Streaming quantile estimators

Imagine that you are implementing performance telemetry in your application. There is an operation that is executed millions of times, and you want to get its “average” duration. It’s not a good idea to use the arithmetic mean because the obtained value can be easily spoiled by outliers. It’s much better to use the median which is one of the most robust ways to describe the average.

The straightforward median estimation approach requires storing all the values. In our case, it’s a bad idea to keep all the values because it will significantly increase the memory footprint. Such telemetry is harmful because it may become a new bottleneck instead of monitoring the actual performance.
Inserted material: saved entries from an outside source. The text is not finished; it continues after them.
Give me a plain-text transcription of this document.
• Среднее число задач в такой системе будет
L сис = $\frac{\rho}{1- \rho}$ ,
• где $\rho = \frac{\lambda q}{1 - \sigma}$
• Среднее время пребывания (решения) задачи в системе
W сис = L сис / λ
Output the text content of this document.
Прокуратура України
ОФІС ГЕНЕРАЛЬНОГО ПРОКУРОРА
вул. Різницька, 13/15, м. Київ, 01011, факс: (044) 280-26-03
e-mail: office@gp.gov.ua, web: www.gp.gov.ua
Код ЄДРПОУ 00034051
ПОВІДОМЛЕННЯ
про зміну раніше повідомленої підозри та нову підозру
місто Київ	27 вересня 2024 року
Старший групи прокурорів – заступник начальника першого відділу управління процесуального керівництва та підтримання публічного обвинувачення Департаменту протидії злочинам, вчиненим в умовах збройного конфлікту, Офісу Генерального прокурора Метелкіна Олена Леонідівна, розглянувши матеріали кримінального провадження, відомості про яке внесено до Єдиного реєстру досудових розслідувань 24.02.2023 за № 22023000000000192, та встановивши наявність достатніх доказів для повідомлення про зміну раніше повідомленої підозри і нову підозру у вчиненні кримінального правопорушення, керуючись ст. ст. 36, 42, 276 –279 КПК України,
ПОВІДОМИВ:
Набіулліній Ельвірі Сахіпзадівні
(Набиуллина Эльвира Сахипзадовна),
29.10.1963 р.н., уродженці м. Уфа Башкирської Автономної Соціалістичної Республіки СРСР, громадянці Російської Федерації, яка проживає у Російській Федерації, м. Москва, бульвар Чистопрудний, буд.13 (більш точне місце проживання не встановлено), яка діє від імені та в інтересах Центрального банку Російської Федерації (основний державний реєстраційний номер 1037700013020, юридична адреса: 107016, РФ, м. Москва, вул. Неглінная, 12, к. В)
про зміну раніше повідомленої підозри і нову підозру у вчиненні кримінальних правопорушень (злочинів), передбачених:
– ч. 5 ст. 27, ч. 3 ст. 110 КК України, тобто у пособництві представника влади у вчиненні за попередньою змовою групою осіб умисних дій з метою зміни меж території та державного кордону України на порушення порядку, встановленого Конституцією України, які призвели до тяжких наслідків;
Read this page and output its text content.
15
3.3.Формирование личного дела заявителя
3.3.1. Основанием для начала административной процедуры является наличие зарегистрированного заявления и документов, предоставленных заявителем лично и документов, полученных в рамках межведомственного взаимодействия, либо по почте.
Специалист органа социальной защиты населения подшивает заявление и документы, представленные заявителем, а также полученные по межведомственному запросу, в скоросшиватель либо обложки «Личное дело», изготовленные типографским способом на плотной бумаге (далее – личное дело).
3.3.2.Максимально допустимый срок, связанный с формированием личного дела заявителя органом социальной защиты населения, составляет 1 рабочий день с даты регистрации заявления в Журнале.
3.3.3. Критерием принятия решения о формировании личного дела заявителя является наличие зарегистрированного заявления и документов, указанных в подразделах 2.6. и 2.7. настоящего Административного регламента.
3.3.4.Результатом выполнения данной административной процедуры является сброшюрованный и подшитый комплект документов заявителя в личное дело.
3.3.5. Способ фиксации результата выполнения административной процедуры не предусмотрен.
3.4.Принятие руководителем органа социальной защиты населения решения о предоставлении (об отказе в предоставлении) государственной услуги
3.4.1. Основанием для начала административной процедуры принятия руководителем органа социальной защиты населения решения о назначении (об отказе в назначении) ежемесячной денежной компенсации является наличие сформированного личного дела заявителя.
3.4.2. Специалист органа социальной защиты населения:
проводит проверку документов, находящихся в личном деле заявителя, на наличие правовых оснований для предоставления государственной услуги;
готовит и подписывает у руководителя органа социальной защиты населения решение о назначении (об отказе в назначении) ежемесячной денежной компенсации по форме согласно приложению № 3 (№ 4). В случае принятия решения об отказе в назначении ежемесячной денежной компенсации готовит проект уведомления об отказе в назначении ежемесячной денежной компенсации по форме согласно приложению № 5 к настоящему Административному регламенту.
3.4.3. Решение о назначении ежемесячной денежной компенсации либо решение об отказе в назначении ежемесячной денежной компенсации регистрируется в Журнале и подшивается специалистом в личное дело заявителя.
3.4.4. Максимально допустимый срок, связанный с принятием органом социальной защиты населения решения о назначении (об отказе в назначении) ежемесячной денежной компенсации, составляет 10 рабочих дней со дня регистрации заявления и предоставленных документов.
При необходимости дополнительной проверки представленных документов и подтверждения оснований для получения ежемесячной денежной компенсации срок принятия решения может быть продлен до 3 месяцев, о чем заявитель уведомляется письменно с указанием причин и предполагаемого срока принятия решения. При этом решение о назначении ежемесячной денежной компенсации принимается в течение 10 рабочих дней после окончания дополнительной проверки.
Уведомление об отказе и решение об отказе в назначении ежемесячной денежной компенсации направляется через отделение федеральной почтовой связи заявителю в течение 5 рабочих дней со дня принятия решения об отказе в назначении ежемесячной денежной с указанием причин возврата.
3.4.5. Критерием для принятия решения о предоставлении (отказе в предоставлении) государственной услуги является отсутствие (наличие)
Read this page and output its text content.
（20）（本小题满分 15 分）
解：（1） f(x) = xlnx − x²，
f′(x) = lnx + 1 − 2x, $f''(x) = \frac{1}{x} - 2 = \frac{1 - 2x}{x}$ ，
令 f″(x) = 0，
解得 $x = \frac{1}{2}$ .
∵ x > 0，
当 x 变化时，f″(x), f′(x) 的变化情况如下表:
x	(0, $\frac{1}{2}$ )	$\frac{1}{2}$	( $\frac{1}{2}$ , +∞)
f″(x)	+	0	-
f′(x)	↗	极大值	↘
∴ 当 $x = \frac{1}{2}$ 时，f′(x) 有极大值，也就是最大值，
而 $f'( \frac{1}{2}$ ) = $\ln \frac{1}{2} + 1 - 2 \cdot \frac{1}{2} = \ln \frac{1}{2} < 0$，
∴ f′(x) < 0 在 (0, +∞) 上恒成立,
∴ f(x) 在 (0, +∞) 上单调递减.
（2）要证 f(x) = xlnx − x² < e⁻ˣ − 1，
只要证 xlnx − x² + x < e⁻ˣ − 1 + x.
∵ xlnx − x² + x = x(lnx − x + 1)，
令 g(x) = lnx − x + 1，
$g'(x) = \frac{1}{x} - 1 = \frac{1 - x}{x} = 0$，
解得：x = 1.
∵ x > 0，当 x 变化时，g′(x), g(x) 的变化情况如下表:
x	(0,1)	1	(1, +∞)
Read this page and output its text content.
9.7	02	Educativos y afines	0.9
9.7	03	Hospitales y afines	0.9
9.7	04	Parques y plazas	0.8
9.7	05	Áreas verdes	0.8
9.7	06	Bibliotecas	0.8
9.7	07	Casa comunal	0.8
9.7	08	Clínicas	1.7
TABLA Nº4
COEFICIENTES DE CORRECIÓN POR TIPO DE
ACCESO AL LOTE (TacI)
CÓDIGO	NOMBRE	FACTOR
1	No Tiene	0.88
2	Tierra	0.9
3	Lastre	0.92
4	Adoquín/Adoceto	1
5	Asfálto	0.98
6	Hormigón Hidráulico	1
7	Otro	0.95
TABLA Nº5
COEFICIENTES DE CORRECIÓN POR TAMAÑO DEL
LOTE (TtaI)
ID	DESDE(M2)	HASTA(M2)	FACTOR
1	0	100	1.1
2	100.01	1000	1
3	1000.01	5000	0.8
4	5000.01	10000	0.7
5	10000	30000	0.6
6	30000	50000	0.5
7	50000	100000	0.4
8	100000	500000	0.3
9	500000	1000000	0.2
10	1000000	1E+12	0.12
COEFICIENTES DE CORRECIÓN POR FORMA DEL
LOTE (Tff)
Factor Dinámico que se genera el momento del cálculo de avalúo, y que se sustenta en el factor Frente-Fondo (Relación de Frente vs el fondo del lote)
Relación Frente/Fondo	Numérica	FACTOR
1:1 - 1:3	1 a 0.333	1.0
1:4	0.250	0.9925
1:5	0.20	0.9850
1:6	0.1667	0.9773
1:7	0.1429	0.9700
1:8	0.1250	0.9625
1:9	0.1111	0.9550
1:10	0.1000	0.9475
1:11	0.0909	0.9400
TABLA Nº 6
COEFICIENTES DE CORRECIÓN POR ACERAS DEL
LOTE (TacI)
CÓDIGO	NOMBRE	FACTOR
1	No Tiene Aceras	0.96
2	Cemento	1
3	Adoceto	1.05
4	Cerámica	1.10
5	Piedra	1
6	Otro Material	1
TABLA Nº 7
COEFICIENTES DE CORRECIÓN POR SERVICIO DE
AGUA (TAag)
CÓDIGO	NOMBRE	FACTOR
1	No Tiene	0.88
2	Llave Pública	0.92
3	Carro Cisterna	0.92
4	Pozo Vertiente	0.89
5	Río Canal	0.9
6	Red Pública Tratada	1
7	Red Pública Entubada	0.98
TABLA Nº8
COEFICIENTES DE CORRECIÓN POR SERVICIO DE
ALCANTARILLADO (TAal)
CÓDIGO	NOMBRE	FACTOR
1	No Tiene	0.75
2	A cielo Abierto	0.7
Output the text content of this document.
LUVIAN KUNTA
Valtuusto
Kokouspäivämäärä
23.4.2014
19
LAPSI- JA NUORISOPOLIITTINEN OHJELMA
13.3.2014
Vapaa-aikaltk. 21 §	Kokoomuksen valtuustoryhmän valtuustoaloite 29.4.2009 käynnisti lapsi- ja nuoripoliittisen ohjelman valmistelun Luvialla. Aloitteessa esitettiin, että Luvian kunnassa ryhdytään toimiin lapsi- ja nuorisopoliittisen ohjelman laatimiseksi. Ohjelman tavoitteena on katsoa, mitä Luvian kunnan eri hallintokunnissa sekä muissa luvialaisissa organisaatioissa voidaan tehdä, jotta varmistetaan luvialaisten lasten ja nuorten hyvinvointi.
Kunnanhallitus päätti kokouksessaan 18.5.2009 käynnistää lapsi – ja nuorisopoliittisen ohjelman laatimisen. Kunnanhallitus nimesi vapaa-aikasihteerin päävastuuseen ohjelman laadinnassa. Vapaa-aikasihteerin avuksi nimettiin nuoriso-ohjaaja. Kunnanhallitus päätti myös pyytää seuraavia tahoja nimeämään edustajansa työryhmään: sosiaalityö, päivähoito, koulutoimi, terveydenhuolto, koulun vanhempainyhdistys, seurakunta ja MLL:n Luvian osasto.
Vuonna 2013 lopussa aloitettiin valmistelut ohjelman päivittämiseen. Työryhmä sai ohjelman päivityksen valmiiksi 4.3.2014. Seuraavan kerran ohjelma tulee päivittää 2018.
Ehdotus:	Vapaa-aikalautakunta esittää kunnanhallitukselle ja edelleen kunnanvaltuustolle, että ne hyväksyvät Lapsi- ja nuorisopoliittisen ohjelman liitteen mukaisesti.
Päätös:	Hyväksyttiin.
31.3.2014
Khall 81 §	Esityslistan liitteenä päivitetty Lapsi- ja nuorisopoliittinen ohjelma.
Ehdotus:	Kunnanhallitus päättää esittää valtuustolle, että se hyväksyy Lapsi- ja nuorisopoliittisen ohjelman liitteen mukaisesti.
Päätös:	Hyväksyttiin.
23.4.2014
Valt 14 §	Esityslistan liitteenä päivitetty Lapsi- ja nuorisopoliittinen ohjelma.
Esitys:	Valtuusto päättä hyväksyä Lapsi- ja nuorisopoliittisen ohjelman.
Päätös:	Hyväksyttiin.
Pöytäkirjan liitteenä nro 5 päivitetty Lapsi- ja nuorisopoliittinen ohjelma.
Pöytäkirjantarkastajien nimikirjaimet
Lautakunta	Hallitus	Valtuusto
Another way to get the median value is to use a sequential quantile estimator (also known as an online quantile estimator or a streaming quantile estimator).

There are a lot of good sequential quantile estimators that work well. One of my favorites is the P² quantile estimator because it has low overhead and it’s very simple.

Conclusion

In this post, I covered some of the statistical approaches that I use for performance analysis. This list is based on real-life experience. It worth to say that if you conduct a performance investigation one time per month, you probably don’t actually need all these metrics and approaches. However, if you want to set up a reliable infrastructure for performance monitoring that processes thousands of distribution each day, robust non-parametric approaches are required. Without them, you can’t achieve a decent level of reliability.

Several month ago, I have decided to implement the most useful algorithms and assemble them in a single place. So, if you are looking for reference implementations of the above algorithms, you can check out perfolizer. Note that most of the approaches are available only in the nightly versions, but I’m going to release a new stable version soon. Keep tuned!